We present a study of the kinematics of the extraplanar ionized gas around several dozen galaxies observed by the Mapping of Nearby Galaxies at the Apache Point Observatory (MaNGA) survey. We considered a sample of 67 edge-on galaxies out of more than 1400 extragalactic targets observed by MaNGA, in which we found 25 galaxies (or 37%) with regular lagging of the rotation curve at large distances from the galactic midplane. We model the observed $Halpha$ emission velocity fields in the galaxies, taking projection effects and a simple model for the dust extinction into the account. We show that the vertical lag of the rotation curve is necessary in the modeling, and estimate the lag amplitude in the galaxies.
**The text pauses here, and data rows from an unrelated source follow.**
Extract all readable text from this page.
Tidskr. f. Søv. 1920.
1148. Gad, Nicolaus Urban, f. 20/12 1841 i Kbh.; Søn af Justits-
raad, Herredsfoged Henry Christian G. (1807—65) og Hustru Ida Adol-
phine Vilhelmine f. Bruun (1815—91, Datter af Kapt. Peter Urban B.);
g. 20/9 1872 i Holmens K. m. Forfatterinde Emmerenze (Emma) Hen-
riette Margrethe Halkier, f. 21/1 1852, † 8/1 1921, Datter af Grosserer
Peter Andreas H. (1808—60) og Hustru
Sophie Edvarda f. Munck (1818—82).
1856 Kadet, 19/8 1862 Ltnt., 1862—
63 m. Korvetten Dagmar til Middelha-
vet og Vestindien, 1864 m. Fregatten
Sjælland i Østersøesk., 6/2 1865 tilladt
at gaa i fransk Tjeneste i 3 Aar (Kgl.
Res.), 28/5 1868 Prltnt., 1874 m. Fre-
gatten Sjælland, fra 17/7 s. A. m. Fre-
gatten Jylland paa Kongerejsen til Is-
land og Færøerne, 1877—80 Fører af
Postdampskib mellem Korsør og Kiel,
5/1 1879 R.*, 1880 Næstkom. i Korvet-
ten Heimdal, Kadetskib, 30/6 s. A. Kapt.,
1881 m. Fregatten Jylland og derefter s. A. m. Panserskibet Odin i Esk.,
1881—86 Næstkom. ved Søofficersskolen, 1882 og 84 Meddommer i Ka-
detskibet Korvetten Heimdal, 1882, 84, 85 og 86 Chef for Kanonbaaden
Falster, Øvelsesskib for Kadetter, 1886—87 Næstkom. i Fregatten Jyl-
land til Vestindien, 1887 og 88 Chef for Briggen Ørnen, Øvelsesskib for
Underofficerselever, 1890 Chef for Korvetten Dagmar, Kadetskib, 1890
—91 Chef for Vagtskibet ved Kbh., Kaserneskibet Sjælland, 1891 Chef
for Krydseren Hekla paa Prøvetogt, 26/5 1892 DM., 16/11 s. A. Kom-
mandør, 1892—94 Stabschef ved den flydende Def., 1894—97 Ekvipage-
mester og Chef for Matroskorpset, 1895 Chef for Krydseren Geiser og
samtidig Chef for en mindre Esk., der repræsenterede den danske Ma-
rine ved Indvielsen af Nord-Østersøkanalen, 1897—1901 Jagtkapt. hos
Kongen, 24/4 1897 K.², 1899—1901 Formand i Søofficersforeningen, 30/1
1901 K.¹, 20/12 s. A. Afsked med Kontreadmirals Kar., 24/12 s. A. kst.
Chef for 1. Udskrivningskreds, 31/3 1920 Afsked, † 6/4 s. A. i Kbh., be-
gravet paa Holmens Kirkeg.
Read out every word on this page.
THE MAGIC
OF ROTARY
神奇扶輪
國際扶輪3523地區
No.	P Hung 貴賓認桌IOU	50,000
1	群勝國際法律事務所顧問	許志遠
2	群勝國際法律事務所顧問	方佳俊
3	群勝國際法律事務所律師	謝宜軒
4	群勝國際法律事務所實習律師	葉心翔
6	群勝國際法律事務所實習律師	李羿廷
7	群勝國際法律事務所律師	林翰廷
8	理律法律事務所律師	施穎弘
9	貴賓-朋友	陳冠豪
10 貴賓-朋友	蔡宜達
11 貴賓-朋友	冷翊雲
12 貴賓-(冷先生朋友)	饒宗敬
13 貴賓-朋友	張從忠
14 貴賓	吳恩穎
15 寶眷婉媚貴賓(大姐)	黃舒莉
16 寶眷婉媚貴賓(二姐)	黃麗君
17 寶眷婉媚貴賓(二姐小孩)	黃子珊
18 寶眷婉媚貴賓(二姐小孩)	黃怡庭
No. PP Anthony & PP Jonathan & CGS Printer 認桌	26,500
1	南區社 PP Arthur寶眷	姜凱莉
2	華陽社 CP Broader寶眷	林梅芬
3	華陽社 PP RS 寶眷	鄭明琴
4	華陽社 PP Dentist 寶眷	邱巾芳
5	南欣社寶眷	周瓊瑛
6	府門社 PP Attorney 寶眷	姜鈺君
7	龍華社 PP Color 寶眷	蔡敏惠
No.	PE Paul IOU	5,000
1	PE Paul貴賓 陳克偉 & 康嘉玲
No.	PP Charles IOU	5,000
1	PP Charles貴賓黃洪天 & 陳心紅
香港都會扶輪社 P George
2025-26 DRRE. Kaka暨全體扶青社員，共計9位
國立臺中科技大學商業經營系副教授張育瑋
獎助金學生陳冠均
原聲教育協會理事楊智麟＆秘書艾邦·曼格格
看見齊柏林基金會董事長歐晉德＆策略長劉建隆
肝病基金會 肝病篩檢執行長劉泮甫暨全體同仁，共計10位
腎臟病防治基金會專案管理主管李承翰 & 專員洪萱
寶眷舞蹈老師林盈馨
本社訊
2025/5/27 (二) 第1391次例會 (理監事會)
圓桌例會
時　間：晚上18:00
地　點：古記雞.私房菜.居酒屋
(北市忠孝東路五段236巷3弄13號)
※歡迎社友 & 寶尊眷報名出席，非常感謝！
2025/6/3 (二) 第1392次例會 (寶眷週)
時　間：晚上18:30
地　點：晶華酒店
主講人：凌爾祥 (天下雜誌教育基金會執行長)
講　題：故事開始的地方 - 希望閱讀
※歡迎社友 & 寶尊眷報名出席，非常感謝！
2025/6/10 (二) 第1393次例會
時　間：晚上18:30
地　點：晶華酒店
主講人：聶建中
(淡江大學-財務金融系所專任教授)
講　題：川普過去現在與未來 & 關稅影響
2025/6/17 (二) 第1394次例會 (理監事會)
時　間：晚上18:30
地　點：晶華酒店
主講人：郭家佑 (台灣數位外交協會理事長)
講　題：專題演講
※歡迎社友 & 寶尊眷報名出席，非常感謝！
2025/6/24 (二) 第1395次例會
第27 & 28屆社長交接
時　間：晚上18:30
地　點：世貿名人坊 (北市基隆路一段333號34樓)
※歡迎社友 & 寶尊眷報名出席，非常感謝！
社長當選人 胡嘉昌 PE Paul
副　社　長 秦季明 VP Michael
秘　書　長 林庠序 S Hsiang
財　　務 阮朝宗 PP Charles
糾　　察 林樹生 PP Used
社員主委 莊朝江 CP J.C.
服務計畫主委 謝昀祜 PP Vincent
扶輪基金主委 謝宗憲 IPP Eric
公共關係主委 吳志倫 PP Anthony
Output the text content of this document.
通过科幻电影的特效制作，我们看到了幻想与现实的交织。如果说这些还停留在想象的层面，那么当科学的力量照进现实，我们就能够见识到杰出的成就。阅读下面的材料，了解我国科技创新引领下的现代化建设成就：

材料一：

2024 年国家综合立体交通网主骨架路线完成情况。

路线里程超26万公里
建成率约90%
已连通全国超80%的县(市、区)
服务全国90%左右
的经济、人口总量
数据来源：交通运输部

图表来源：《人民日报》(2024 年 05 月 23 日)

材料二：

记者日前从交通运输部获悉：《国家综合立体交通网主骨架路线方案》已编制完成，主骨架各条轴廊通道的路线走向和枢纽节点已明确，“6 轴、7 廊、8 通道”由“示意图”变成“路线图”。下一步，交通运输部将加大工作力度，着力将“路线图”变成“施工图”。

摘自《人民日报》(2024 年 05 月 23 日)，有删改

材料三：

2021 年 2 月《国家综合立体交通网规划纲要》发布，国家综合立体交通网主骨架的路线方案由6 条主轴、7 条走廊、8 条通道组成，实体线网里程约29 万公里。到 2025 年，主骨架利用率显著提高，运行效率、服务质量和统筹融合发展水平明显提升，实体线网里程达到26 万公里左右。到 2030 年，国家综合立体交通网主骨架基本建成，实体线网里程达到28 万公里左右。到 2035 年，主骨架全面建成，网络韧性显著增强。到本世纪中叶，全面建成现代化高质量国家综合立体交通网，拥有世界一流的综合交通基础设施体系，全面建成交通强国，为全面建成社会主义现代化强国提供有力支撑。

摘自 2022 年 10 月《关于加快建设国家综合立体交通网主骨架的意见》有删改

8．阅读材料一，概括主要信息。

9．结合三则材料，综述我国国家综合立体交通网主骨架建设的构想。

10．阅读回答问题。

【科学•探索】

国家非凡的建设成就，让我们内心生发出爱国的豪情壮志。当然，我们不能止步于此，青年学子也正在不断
We find no correlation between the lag and the star formation rate in the galaxies. At the same time, we report a correlation between the lag and the galactic stellar mass, central stellar velocity dispersion, and axial ratio of the light distribution. These correlations suggest a possible higher ratio of infalling-to-local gas in early-type disk galaxies or a connection between lags and the possible presence of hot gaseous halos, which may be more prevalent in more massive galaxies. These results again demonstrate that observations of extraplanar gas can serve as a potential probe for accretion of gas.